Touchdown. He ignored the field patterns; tower was dead, and there were no lights to relieve the evening haze. He used the moving gear to take the shuttle up to the rear of the star. ship, out of the track of its armament.

“They answer,” the azi at com told him quietly. “They’re Hald azi and they’re upset.”

“Time they responded,” Morn said. He began shutdown, closed off systems. “Standard procedures.” He looked back through the ship, to the dozen who were with him, armoured and armed. Chatter crackled in his left ear: no port control, but the Istra shuttle coming in with thirty more of his men, hard behind him. “Ask where Pol is.”

“They say,” the com-azi reported back slowly, “that he’s gone into the City some time ago, hunting the Meth-maren face to face. They weren’t told how he’s proceeding, or where.”

“Is Sam with him?” Morn asked, for that one of Pol’s azi was his most reliable.

“No. It’s Sam I’m talking to.”

“Tell him to open that ship” Morn rose, ducking the overhead, felt for his gun and gathered up his sun-kit and his rifle. One-unit readied itself to accompany him.

“Sam says,” the com-azi called after him, “that he doesn’t want to open. He says he’s not sure he should.”

Morn looked at the com-azi, his breath shortened by temper. “Tell Sam he has no choice,” he said, and opened the hatch.

There was a thunder of engines outside, the Istra shuttle coming in. “Have them form up beside this ship,” he directed two-unit leader, and rode the extending ladder down: one-unit was quickly at his heels.
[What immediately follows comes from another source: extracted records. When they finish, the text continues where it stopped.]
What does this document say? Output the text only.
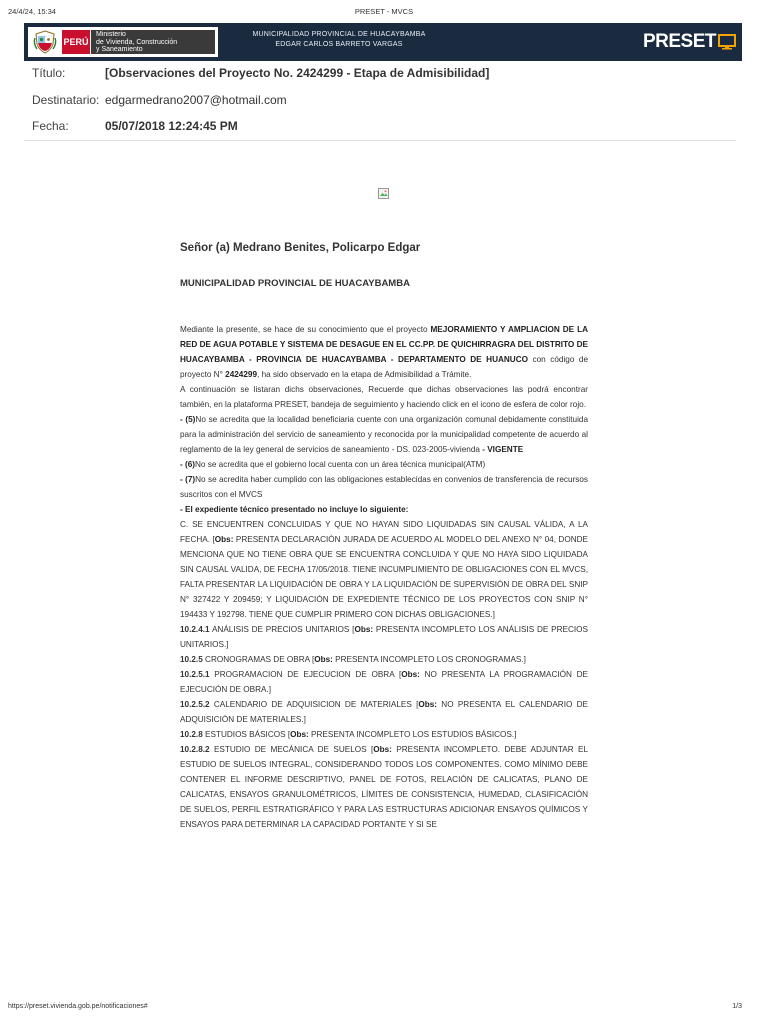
24/4/24, 15:34	PRESET - MVCS
PERÚ
Ministerio
de Vivienda, Construcción
y Saneamiento
MUNICIPALIDAD PROVINCIAL DE HUACAYBAMBA
EDGAR CARLOS BARRETO VARGAS	PRESET
Título:	[Observaciones del Proyecto No. 2424299 - Etapa de Admisibilidad]
Destinatario: edgarmedrano2007@hotmail.com
Fecha:	05/07/2018 12:24:45 PM
Señor (a) Medrano Benites, Policarpo Edgar
MUNICIPALIDAD PROVINCIAL DE HUACAYBAMBA

Mediante la presente, se hace de su conocimiento que el proyecto MEJORAMIENTO Y AMPLIACION DE LA RED DE AGUA POTABLE Y SISTEMA DE DESAGUE EN EL CC.PP. DE QUICHIRRAGRA DEL DISTRITO DE HUACAYBAMBA - PROVINCIA DE HUACAYBAMBA - DEPARTAMENTO DE HUANUCO con código de proyecto N° 2424299, ha sido observado en la etapa de Admisibilidad a Trámite.

A continuación se listaran dichs observaciones, Recuerde que dichas observaciones las podrá encontrar también, en la plataforma PRESET, bandeja de seguimiento y haciendo click en el icono de esfera de color rojo.

- (5)No se acredita que la localidad beneficiaria cuente con una organización comunal debidamente constituida para la administración del servicio de saneamiento y reconocida por la municipalidad competente de acuerdo al reglamento de la ley general de servicios de saneamiento - DS. 023-2005-vivienda - VIGENTE

- (6)No se acredita que el gobierno local cuenta con un área técnica municipal(ATM)

- (7)No se acredita haber cumplido con las obligaciones establecidas en convenios de transferencia de recursos suscritos con el MVCS

- El expediente técnico presentado no incluye lo siguiente:

C. SE ENCUENTREN CONCLUIDAS Y QUE NO HAYAN SIDO LIQUIDADAS SIN CAUSAL VÁLIDA, A LA FECHA. [Obs: PRESENTA DECLARACIÓN JURADA DE ACUERDO AL MODELO DEL ANEXO N° 04, DONDE MENCIONA QUE NO TIENE OBRA QUE SE ENCUENTRA CONCLUIDA Y QUE NO HAYA SIDO LIQUIDADA SIN CAUSAL VALIDA, DE FECHA 17/05/2018. TIENE INCUMPLIMIENTO DE OBLIGACIONES CON EL MVCS, FALTA PRESENTAR LA LIQUIDACIÓN DE OBRA Y LA LIQUIDACIÓN DE SUPERVISIÓN DE OBRA DEL SNIP N° 327422 Y 209459; Y LIQUIDACIÓN DE EXPEDIENTE TÉCNICO DE LOS PROYECTOS CON SNIP N° 194433 Y 192798. TIENE QUE CUMPLIR PRIMERO CON DICHAS OBLIGACIONES.]

10.2.4.1 ANÁLISIS DE PRECIOS UNITARIOS [Obs: PRESENTA INCOMPLETO LOS ANÁLISIS DE PRECIOS UNITARIOS.]

10.2.5 CRONOGRAMAS DE OBRA [Obs: PRESENTA INCOMPLETO LOS CRONOGRAMAS.]

10.2.5.1 PROGRAMACION DE EJECUCION DE OBRA [Obs: NO PRESENTA LA PROGRAMACIÓN DE EJECUCIÓN DE OBRA.]

10.2.5.2 CALENDARIO DE ADQUISICION DE MATERIALES [Obs: NO PRESENTA EL CALENDARIO DE ADQUISICIÓN DE MATERIALES.]

10.2.8 ESTUDIOS BÁSICOS [Obs: PRESENTA INCOMPLETO LOS ESTUDIOS BÁSICOS.]

10.2.8.2 ESTUDIO DE MECÁNICA DE SUELOS [Obs: PRESENTA INCOMPLETO. DEBE ADJUNTAR EL ESTUDIO DE SUELOS INTEGRAL, CONSIDERANDO TODOS LOS COMPONENTES. COMO MÍNIMO DEBE CONTENER EL INFORME DESCRIPTIVO, PANEL DE FOTOS, RELACIÓN DE CALICATAS, PLANO DE CALICATAS, ENSAYOS GRANULOMÉTRICOS, LÍMITES DE CONSISTENCIA, HUMEDAD, CLASIFICACIÓN DE SUELOS, PERFIL ESTRATIGRÁFICO Y PARA LAS ESTRUCTURAS ADICIONAR ENSAYOS QUÍMICOS Y ENSAYOS PARA DETERMINAR LA CAPACIDAD PORTANTE Y SI SE

https://preset.vivienda.gob.pe/notificaciones#	1/3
He had a prickling at his nape, being in the open, near the terminal building. Betas might occupy that point, that flat roof, ITAK betas, who were likely hersto a man, and dangerous. He darted glances to all likely points for snipers, and half-ran the space to Pol’s sleek Moriah, careless of dignity. Sam was capitulating, lowering the ramp, having come to his senses.

He climbed it with half hid escort, stood inside, breathing the cold air of the hatchway. Pol’s whole staff gathered there, Sam prominent among them, a sandy-haired azi with a scar at his brow.

“Out of my way,” Morn said, and elbowed Sam aside; the others moved, pushed aside by his armoured escort. He walked into controls with Sam anxiously struggling his way through after—sat down and read through what there was to read.

There was nothing. He turned around, a frown gathered on his face. “Sam. What kind of operation has he out there? What force is with him?”

The azi ducked his head in distress. “Alone, ser. He went alone.”

Morn drew in his breath, eyes flicking over the staff of Moriah, finding them far too many: it was likely truth. Guard-azi. Dark-haired Hana, a female azi who was Pol’s eccentricity, not even particularly beautiful. Tim, like Sam, Pol’s accustomed shadow.

“Where,” Morn asked, “is the Meth-maren based? City? ITAK Central?”

“We don’t know.”

It was truth. Sam was distressed; the whole staff was distraught.

“Stay and hold this ship,” Morn directed his own men. “If Pol shows up, tell him to stay here.”

A stiffing feeling of things wrong assailed him. He thrust his way past them, out, down the ramp again where the other half of one-unit waited. The second shuttle had disgorged its occupants. Thirty more men waited orders.

A long partnership, his with Pol: forty years. They had shared much, had hunted together—and not only in sport. He tolerated Pol’s humour and Pol supported his grimmer amusements.

Pol’s humour. He looked about him, at dead buildings, at a sky void of traffic, the only sound that of the wind tugging at cloth and the popping of cooling metal. It was not a time or place for an exercise of whim, not even Pol’s.